I never did delete the post. I stand by what I say- online or off.

One year ago today, I left a place that inspired and tormented me. Brian left his job within the same week. We celebrated and freaked out for a few days before going on to other jobs that we both loved and found rewarding- working with people who genuinely appreciated our efforts, and where the pay was vastly greater.
What I got from the next job was LOVE (and pastries!). I began to rebuild my self-worth and remember that it isn’t okay to cry before, or at, or after, work every. single. day. I met new amazing people and had time to enjoy them. They were happy for, and kind to me. We ate pizza together on my last shift there before coming to Australia. It was the only time I cried over that job- because I had to leave.

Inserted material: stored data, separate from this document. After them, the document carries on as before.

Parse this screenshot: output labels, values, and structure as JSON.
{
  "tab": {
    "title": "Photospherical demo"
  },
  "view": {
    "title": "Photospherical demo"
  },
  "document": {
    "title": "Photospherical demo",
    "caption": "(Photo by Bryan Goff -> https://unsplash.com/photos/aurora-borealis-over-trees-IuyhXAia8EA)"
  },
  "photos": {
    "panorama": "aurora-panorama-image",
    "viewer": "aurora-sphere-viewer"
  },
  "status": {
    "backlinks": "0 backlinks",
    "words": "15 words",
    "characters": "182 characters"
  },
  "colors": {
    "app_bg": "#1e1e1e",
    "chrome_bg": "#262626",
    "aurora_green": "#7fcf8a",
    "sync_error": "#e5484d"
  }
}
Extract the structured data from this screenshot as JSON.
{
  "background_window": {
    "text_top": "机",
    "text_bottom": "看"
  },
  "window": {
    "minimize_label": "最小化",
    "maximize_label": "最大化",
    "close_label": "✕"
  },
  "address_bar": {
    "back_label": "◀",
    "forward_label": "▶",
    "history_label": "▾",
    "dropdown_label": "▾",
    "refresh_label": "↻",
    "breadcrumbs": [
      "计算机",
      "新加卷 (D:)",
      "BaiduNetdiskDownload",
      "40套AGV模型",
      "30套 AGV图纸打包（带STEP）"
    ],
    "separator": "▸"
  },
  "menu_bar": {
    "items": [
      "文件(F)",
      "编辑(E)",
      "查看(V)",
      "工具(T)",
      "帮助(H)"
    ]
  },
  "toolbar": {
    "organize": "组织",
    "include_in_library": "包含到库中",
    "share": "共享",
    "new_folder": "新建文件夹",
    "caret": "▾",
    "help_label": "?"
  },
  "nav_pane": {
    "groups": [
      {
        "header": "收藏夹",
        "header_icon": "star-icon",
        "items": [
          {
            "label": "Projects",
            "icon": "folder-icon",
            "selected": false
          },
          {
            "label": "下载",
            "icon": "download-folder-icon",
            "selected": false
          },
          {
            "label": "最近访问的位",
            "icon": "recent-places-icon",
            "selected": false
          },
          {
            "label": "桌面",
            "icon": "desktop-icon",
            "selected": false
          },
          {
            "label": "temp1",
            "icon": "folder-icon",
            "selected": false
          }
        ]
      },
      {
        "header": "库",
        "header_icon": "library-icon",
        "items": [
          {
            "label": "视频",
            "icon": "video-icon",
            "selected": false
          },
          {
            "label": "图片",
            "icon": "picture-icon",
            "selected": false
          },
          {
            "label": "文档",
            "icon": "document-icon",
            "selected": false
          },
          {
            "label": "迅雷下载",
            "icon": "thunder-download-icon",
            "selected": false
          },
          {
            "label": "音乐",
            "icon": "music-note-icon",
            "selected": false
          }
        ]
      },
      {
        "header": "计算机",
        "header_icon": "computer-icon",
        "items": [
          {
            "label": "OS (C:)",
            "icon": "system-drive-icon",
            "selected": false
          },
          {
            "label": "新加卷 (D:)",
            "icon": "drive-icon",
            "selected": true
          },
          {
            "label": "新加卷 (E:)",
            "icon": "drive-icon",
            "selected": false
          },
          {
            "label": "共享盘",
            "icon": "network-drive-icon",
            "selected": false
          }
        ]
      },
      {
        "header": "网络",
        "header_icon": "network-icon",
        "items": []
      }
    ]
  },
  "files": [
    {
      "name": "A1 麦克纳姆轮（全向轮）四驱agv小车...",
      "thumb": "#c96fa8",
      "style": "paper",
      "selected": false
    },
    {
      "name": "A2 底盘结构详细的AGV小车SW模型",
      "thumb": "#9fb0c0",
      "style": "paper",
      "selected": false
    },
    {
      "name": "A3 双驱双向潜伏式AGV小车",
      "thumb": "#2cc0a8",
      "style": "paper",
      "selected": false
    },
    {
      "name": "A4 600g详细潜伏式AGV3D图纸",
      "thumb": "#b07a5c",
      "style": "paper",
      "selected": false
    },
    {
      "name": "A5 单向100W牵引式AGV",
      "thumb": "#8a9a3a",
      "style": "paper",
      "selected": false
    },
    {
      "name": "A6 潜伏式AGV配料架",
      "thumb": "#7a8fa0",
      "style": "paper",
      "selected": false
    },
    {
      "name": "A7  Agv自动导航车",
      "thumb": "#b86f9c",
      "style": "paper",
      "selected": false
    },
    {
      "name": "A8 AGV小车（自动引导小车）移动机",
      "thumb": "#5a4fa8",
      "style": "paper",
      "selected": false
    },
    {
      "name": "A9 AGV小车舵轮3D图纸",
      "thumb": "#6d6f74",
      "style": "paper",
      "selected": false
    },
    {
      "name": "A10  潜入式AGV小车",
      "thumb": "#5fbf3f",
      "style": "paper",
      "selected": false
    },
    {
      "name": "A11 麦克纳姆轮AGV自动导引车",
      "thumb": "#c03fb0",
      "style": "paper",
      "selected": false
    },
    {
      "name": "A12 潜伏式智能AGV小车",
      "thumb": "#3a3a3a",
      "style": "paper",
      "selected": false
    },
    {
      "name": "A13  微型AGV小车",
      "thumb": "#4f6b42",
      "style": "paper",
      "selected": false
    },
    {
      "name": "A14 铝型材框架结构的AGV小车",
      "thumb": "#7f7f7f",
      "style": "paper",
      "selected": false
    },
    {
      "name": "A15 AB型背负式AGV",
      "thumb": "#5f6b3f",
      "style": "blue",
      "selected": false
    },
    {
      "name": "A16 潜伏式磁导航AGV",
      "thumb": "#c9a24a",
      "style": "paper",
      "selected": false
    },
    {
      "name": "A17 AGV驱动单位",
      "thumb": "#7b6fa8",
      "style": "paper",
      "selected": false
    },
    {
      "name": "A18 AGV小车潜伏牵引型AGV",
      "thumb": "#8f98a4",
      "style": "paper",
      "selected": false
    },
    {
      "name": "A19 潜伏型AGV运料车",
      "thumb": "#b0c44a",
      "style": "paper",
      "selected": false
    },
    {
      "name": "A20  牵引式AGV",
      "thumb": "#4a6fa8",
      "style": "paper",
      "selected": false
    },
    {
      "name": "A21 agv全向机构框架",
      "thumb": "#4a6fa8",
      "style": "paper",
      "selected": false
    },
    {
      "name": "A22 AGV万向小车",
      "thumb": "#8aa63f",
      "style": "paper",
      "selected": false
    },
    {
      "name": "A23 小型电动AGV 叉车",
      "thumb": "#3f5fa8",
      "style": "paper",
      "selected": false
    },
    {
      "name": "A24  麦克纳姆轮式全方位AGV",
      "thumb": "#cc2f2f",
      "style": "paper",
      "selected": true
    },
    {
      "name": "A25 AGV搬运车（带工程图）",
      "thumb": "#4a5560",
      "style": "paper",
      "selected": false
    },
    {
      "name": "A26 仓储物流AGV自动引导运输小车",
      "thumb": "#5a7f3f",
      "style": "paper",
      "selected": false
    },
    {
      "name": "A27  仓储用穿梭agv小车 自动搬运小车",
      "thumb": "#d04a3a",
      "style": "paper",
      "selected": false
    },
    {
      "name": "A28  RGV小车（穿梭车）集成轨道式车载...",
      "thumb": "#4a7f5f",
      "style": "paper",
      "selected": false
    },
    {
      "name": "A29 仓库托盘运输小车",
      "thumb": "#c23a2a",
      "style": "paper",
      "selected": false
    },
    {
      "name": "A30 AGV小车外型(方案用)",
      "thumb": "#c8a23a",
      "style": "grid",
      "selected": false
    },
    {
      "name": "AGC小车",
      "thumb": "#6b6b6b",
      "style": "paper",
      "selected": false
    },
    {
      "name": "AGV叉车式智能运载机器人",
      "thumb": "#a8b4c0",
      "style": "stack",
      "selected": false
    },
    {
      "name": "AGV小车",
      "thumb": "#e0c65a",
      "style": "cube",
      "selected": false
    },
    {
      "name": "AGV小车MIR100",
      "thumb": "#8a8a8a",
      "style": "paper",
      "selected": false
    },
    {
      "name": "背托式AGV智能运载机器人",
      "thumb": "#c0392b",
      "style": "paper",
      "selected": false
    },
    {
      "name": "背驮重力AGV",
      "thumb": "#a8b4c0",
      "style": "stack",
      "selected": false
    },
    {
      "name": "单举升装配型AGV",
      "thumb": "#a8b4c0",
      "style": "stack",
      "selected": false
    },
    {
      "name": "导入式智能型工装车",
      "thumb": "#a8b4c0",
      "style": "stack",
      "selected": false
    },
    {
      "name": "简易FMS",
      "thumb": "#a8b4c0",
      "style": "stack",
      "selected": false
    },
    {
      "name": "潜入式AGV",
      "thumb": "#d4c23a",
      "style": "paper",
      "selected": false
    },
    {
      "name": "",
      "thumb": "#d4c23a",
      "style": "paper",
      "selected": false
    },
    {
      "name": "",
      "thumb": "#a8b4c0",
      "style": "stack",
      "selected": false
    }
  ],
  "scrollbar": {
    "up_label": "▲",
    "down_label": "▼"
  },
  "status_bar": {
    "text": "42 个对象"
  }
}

We Peace Fellows are often asked what we will do after our tenure here. If most of us were honest, we would just shrug and say “no clue.” But we don’t (usually). I have a stock vague answer I give when asked. We talk about amongst ourselves often.
Recently, another fellow asked if I would ever go back to work at the place. I would like to say “no way!,” but that would be a lie. If they asked me, I would consider it. But I don’t think they would. I gave her a vague non-answer.

One year ago today, I left a job that I loved and hated.
Today I am just about as far away from that place- both physically and emotionally- as I could possibly be.
And I’m not sure how I feel about that.